Perhaps, but let’s consider certain analogies. Are online businesses and tech companies the only ones that can count as a “platform”? Certainly all retailers - online and brick and mortar - are platforms. The storefront - whether Amazon’s landing page or Costco’s shelves - carry products. The platform company, Amazon or Costco, knows what’s selling and for how much. So it begs the question, what is the justification for allowing more traditional retailers to carry store brand products to compete with other sellers on their shelves?

Consider this. Costco has an annual revenue of nearly $150 billion, carries products from hundreds of manufacturers, including its own popular Kirkland brand. Target’s revenue is $75 billion per year, and products with Target’s store brand, Up & Up, sells alongside products from competing brands. And who can forget the elephant in the room, Walmart, with $500 billion in annual revenue and it sells products from a whole bunch of private label, Walmart-owned brands, including Great Value grocery items and Special Kitty catfood.

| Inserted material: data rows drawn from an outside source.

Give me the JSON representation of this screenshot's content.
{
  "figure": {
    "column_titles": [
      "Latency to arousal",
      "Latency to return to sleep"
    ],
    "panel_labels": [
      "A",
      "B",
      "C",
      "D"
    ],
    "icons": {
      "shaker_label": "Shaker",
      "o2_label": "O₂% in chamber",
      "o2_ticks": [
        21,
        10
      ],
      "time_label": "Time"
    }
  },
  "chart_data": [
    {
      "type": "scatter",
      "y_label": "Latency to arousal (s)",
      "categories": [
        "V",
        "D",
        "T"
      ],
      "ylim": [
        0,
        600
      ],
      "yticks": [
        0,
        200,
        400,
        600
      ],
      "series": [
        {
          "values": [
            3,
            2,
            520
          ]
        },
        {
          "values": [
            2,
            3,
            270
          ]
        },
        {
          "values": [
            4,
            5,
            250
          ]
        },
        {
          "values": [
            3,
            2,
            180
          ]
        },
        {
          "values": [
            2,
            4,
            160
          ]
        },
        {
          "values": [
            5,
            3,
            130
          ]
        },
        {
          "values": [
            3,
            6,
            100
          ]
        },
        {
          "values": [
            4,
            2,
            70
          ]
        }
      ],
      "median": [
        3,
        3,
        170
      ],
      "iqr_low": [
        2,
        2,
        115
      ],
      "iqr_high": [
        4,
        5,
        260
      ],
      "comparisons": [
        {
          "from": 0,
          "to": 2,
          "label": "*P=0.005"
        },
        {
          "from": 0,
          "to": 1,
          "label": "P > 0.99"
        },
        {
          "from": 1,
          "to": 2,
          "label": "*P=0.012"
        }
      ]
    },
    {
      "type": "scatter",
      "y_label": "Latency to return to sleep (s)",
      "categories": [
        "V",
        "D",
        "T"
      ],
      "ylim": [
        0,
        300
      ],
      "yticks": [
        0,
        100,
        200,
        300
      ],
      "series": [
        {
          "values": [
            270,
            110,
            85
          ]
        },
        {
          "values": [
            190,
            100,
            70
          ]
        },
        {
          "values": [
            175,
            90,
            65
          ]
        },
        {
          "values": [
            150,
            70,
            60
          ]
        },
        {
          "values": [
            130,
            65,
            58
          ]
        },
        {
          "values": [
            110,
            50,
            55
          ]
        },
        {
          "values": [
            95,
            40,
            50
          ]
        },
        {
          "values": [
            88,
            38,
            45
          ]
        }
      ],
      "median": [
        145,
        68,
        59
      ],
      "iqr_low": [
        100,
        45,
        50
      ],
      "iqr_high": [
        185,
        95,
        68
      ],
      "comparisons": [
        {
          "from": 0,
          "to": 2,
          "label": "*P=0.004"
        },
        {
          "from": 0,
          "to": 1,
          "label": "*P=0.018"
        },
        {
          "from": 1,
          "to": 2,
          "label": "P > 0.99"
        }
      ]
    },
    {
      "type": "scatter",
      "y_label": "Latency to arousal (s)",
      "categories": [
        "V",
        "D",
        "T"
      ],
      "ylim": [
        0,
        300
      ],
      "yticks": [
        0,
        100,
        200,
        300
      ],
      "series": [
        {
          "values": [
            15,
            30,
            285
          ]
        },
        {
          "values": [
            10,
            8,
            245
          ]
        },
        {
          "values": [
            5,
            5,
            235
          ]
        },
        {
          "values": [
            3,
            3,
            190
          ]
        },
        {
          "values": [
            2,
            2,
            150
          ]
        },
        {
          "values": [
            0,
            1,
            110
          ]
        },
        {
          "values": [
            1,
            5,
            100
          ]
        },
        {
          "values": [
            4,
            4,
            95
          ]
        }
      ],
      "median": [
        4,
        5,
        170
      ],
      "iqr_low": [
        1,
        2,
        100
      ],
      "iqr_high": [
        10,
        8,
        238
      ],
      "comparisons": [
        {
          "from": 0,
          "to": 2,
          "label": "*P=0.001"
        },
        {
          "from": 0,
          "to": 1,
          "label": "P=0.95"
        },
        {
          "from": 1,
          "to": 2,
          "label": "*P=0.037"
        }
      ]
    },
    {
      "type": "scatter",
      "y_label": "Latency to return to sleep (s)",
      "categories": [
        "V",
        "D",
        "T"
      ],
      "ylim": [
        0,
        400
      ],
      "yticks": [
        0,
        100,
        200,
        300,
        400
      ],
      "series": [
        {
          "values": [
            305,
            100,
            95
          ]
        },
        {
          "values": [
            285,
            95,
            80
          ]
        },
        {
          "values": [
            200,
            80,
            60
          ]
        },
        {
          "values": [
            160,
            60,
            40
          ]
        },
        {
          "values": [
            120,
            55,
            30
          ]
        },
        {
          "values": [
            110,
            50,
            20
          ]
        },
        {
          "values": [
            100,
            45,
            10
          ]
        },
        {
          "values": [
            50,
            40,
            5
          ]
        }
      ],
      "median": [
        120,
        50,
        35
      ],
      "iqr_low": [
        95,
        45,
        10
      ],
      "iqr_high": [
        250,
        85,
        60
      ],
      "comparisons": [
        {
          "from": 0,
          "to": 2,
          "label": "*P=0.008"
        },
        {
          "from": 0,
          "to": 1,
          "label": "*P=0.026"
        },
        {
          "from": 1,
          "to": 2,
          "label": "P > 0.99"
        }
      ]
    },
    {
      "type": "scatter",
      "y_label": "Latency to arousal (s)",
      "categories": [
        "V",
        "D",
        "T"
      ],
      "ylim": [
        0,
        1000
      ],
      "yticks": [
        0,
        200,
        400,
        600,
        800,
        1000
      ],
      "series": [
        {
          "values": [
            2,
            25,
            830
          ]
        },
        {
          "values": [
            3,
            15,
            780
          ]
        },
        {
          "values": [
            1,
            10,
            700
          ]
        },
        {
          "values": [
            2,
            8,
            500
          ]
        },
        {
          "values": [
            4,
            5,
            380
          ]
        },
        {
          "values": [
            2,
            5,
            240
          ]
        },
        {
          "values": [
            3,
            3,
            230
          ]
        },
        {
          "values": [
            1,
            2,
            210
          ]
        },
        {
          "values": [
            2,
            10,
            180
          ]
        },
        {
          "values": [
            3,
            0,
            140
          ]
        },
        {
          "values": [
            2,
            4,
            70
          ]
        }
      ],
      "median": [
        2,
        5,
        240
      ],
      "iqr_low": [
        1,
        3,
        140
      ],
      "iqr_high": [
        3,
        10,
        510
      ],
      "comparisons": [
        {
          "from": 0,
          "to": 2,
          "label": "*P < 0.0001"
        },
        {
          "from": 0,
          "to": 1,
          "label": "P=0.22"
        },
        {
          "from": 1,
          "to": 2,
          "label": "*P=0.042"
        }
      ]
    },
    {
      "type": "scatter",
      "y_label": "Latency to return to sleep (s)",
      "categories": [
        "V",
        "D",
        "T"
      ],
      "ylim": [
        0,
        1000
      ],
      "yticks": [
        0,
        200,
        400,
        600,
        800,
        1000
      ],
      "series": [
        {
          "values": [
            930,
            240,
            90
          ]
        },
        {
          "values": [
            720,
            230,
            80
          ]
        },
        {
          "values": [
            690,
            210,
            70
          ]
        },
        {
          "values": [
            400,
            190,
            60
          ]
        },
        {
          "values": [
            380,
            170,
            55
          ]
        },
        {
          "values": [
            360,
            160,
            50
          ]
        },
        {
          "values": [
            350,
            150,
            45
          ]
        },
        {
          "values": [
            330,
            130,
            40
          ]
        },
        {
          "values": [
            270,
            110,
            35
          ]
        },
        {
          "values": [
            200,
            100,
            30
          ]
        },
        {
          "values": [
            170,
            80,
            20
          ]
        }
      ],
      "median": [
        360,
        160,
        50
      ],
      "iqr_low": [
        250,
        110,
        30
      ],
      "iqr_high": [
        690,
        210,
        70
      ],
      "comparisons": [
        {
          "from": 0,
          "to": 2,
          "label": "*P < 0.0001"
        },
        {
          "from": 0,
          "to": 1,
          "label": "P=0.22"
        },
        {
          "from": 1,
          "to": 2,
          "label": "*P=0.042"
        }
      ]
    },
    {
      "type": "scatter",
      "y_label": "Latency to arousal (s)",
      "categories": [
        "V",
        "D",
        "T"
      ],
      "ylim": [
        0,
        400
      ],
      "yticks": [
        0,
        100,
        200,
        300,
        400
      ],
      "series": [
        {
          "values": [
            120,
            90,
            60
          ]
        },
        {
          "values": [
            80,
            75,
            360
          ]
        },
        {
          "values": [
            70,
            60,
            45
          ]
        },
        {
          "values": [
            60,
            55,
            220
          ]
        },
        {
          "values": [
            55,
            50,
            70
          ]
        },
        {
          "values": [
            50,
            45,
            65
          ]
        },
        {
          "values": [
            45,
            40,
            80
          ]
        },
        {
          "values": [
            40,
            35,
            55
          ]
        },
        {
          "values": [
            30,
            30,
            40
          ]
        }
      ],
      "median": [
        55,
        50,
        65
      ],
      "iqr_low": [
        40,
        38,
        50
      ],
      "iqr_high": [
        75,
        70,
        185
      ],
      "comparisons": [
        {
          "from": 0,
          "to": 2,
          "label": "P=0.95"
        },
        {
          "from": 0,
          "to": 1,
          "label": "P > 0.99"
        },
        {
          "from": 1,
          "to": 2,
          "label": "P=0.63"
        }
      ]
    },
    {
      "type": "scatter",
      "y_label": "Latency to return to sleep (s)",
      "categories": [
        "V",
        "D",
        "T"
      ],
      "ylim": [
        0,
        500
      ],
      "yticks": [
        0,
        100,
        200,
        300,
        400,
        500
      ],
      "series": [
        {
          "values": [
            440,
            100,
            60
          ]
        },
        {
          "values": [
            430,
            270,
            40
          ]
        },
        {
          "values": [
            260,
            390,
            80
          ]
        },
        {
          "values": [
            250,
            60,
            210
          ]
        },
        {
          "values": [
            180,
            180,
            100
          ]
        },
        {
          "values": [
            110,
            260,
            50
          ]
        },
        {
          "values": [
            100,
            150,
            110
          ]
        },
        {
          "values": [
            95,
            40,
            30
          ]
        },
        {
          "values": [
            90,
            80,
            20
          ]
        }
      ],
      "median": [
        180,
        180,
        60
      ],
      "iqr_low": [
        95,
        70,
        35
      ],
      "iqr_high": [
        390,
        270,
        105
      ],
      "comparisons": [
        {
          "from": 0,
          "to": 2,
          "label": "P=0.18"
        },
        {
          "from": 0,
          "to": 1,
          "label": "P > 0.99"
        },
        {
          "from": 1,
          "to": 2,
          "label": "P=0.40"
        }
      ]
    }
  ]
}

What’s funny about this is that store brand products almost always outcompete their brand name brethren when it comes to price. Yet, these cheaper products do not seem to have driven all the competing namebrands out.

Amazon’s annual revenue, at $230 billion, falls somewhere between Walmart and Costco. Walmart has bought up both traditional and online retailers, like Shoebuy and Jet.com. It is difficult to imagine why there should be one set of rules for Amazon and Google in so far as they provide a platform, and another set for Walmart and Costco.

And it’s not as though traditional retailers have not been caught lax in their data security. Any one remember the Target data breach?

The point is, is the tech industry being singled out, and if so, why? On the flip side, should the same standard be enforced against the likes of Walmart, Target and Costco even if it comes at the cost of consumers losing less expensive, good quality merchandise?

I don’t know the answers to those questions. But these are valid questions. I hope, and knowing the policy-wonkishness of Warren, expect the Warren campaign to answer these questions.